In 1974, he was working in Amsterdam at a company that enriched uranium for a European consortium of nuclear-engineering firms. That same year, India tested its first nuclear weapon.

“When India conducted its nuclear explosions in 1974 and I felt that Pakistan’s security is in danger, I left everything and came back here,” Khan said.

He returned to Pakistan with two sets of blueprints for building centrifuges to enrich uranium. According to a later investigation by the Dutch government, those were the first of a series of nuclear-weapons designs and technologies that Khan purloined from abroad.

“They were importing materials and indeed the design, which was stolen from the Dutch,” Arthur W. Hummel Jr., the American ambassador to Pakistan from 1977 to 1981, said in a 1994 oral history interview. “They were putting together a ‘cascade’ of very high-speed centrifuges into which you put very rarefied, low pressure uranium in gaseous form. You ran it down this cascade long enough — for months and years — and you eventually got very highly enriched uranium,” the crucial material for a nuclear bomb.

“We had monitored their acquisition of these materials from around the world and did quite a bit to stop their obtaining some of them,” Hummel said. “Yet they were chugging ahead at a site that we knew about — which they flatly denied that they were doing. They had no choice but to deny it. We had no choice but to disbelieve them.”
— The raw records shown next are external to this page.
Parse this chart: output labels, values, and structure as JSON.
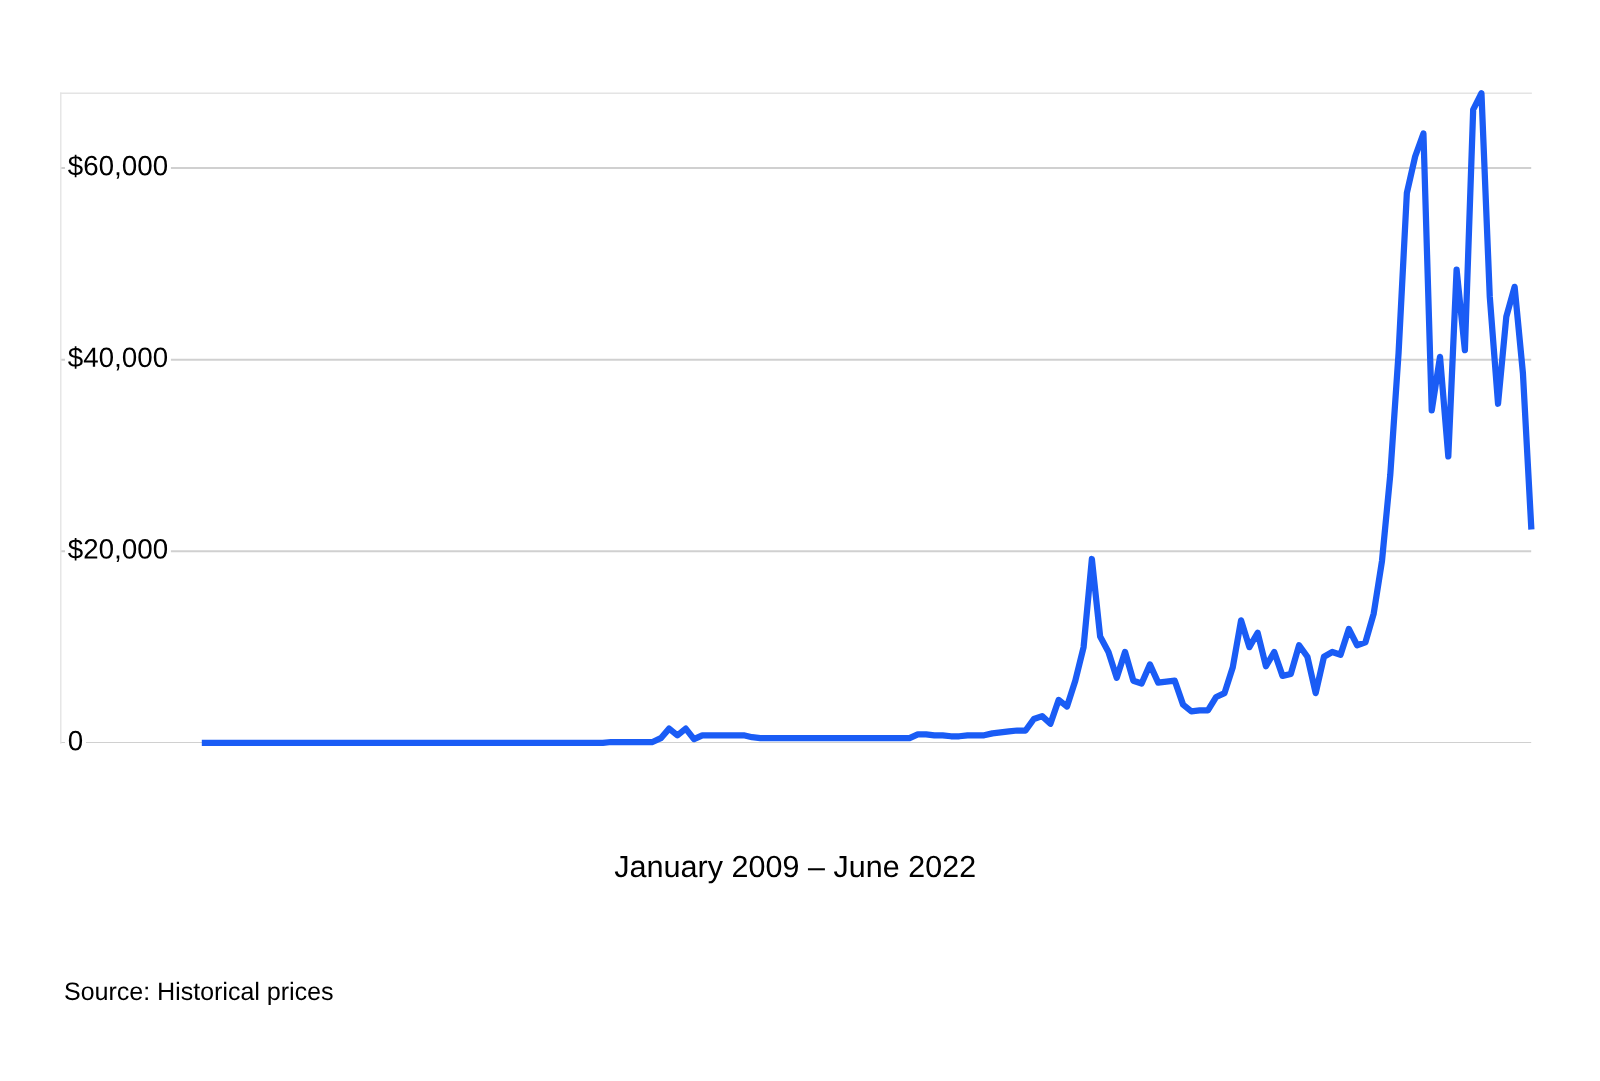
{
  "chart_data": {
    "type": "line",
    "annotations": [
      "January 2009 – June 2022",
      "Source: Historical prices"
    ],
    "categories": [
      null,
      null,
      null,
      null,
      null,
      null,
      null,
      null,
      null,
      null,
      null,
      null,
      null,
      null,
      null,
      null,
      null,
      null,
      null,
      null,
      null,
      null,
      null,
      null,
      null,
      null,
      null,
      null,
      null,
      null,
      null,
      null,
      null,
      null,
      null,
      null,
      null,
      null,
      null,
      null,
      null,
      null,
      null,
      null,
      null,
      null,
      null,
      null,
      null,
      null,
      null,
      null,
      null,
      null,
      null,
      null,
      null,
      null,
      null,
      null,
      null,
      null,
      null,
      null,
      null,
      null,
      null,
      null,
      null,
      null,
      null,
      null,
      null,
      null,
      null,
      null,
      null,
      null,
      null,
      null,
      null,
      null,
      null,
      null,
      null,
      null,
      null,
      null,
      null,
      null,
      null,
      null,
      null,
      null,
      null,
      null,
      null,
      null,
      null,
      null,
      null,
      null,
      null,
      null,
      null,
      null,
      null,
      null,
      null,
      null,
      null,
      null,
      null,
      null,
      null,
      null,
      null,
      null,
      null,
      null,
      null,
      null,
      null,
      null,
      null,
      null,
      null,
      null,
      null,
      null,
      null,
      null,
      null,
      null,
      null,
      null,
      null,
      null,
      null,
      null,
      null,
      null,
      null,
      null,
      null,
      null,
      null,
      null,
      null,
      null,
      null,
      null,
      null,
      null,
      null,
      null,
      null,
      null,
      null,
      null,
      null
    ],
    "series": [
      {
        "color": "#1a5cf5",
        "values": [
          0,
          0,
          0,
          0,
          0,
          0,
          0,
          0,
          0,
          0,
          0,
          0,
          0,
          0,
          0,
          0,
          0,
          0,
          0,
          0,
          0,
          0,
          0,
          0,
          0,
          0,
          0,
          0,
          0,
          0,
          0,
          0,
          0,
          0,
          0,
          0,
          0,
          0,
          0,
          0,
          0,
          0,
          0,
          0,
          0,
          0,
          0,
          0,
          0,
          100,
          100,
          100,
          100,
          100,
          100,
          500,
          1500,
          800,
          1500,
          400,
          800,
          800,
          800,
          800,
          800,
          800,
          600,
          500,
          500,
          500,
          500,
          500,
          500,
          500,
          500,
          500,
          500,
          500,
          500,
          500,
          500,
          500,
          500,
          500,
          500,
          500,
          900,
          900,
          800,
          800,
          700,
          700,
          800,
          800,
          800,
          1000,
          1100,
          1200,
          1300,
          1300,
          2500,
          2800,
          2000,
          4500,
          3800,
          6500,
          10000,
          19200,
          11100,
          9500,
          6800,
          9500,
          6500,
          6200,
          8200,
          6300,
          6400,
          6500,
          4000,
          3300,
          3400,
          3400,
          4800,
          5200,
          7900,
          12800,
          10000,
          11500,
          8000,
          9500,
          7000,
          7200,
          10200,
          9000,
          5200,
          9000,
          9500,
          9200,
          11900,
          10200,
          10500,
          13500,
          19000,
          28000,
          40700,
          57400,
          61200,
          63600,
          34700,
          40300,
          29900,
          49400,
          41000,
          66100,
          67800,
          46600,
          35400,
          44500,
          47600,
          38600,
          22600
        ]
      }
    ],
    "ylim": [
      0,
      67800
    ],
    "yticks": [
      0,
      {
        "value": 20000,
        "label": "$20,000"
      },
      {
        "value": 40000,
        "label": "$40,000"
      },
      {
        "value": 60000,
        "label": "$60,000"
      }
    ],
    "tick_labels": "y",
    "grid": "y",
    "marker": "none",
    "line_style": "solid"
  }
}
On May 1, 1981, Gen. Mohammad Zia ul-Haq, the military ruler of Pakistan, renamed the nation’s nuclear-research complex as the Dr. A.Q. Khan Research Laboratories.

By the early 1980s, Pakistan’s pursuit of a nuclear bomb had become an open secret. “There is unambiguous evidence that Pakistan is actively pursuing a nuclear weapons program,” the State Department reported in a then-classified document dated June 23, 1983. It described in detail how Pakistan had bought, borrowed and stolen the technology to build the bomb.

In 1985, Congress passed a law requiring the president to certify that Pakistan was not producing nuclear weapons. Without that certification, Congress would cut off a large package of military aid to Pakistan, which was part of the US effort to support the resistance to the Soviet occupation of neighbouring Afghanistan.

But for five years thereafter, President Ronald Reagan and President George H.W. Bush certified that Pakistan had no nuclear weapons program. Finally, in 1990 — after the Soviets had left Afghanistan — Bush said he could no longer sign the annual certification.

Pakistan exploded its first nuclear device May 28, 1998, in response to an Indian nuclear test. By that time, Khan had become an international pariah.

Imran Khan, the prime minister, said that Abdul Khan would be buried at Faisal Mosque in Islamabad, the Pakistani capital. He is survived by his wife, Hendrina Khan, and two daughters, Dina Khan and Ayesha Khan.